Diario de María: 20 de diciembre

“Hoy hicimos un alto en el camino, ya que fue sábado. Observamos el descanso como nos manda la Ley, y aprovechamos a reponer fuerzas.

 

Providencialmente, habíamos acampado cerca de Jericó, y pudimos asistir a la sinagoga. Una sinagoga muy hermosa, donde pudimos reunirnos con otros miembros de nuestro pueblo. No conocíamos a nadie, y sin embargo, nos sentimos en familia.

 

José me acompañó hasta el lugar que ocupábamos las mujeres, ayudándome a sentarme junto a ellas, para luego ir con los demás hombres.

 

Recitamos el Shemá… Cada vez que lo hice en los últimos tres meses, sentí que el Niño se movía de un modo particularmente intenso. El canto de los salmos y las alabanzas fue de una gran intensidad, un verdadero bálsamo para nuestros oídos, agotados en los últimos días de oír palabras vacías.

 

Se leyó en primer lugar el relato de la muerte de Jacob. Como si fuera la primera vez, escuché absorta la bendición a Judá: “El cetro no se apartará de Judá ni el bastón de mando de entre sus piernas, hasta que llegue aquel a quien le pertenece y a quien los pueblos deben obediencia…”

 

Pero no pude evitar las lágrimas cuando llegó el momento de leer a los profetas. El escriba proclamó, con voz potente, el texto de Isaías: “Sí, mi Servidor triunfará: será exaltado y elevado a una altura muy grande. Así como muchos quedaron horrorizados a causa de él, porque estaba tan desfigurado que su aspecto no era el de un hombre y su apariencia no era más la de un ser humano…”

 

¿De quién hablaba el profeta? Los escribas no se ponían de acuerdo. Algunos decían que se refería al Pueblo, a Israel. Otros, al mismo profeta.

 

Sólo hoy pude entender que en realidad se refería al Mesías.

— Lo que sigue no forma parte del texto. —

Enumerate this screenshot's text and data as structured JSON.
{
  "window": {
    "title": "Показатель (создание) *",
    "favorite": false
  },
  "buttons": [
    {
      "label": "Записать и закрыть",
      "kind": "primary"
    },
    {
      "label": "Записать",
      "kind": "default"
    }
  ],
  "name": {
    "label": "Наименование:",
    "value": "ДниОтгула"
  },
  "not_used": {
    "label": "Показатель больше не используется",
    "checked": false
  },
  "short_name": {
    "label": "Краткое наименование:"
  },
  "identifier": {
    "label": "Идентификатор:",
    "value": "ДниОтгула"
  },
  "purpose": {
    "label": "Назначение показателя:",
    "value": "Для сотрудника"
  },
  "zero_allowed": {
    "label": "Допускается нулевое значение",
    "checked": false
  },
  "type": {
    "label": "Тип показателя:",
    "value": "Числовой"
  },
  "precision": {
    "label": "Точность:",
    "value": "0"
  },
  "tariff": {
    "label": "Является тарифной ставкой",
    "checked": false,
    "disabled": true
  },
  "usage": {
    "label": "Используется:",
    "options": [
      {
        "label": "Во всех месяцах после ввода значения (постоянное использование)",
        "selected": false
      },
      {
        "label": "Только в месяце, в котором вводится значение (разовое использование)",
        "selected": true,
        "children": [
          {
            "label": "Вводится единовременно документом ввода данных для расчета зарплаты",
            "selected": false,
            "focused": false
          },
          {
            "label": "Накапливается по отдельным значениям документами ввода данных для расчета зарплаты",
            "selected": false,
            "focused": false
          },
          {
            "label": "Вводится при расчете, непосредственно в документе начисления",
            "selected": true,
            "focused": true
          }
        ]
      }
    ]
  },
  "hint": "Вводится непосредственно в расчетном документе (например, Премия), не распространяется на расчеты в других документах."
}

Se refería a mi Niño…

 

¿Cómo acertaría yo a explicar la inefable mezcla entre el gozo y el dolor? Gozo, porque los tiempos se habían cumplido. Dolor, porque pude intuir entonces lo que andaba buscando desde hace días…

 

Me abracé fuertemente al Niño todavía en mi seno. ¡Si pudiera protegerle de todo sufrimiento! ¿Por qué tendría que sufrir él, precisamente? Pero fueron sólo unos segundos, hasta poder volver a pronunciar mi promesa, la que di al Ángel: “hágase en mí según tu Palabra". Hoy acepté también que precisamente esta Palabra, la de Isaías, se realizara en nosotros.

 

Las mujeres que me rodeaban me preguntaron si me sentía bien, y les dije que sí, agradeciendo su amabilidad.

 

Cuando José volvió, al final del rito, noté que también él había llorado. No nos dijimos nada, pero esta tarde su abrazo fue diferente.

 

Puede que mañana por la noche estemos llegando a Jerusalén. ¡Qué amable es tu casa, Señor del Universo!. Gracias. Yo soy tu servidora, y en tus manos tengo fijos mis ojos. No me sueltes, sólo eso te pido.”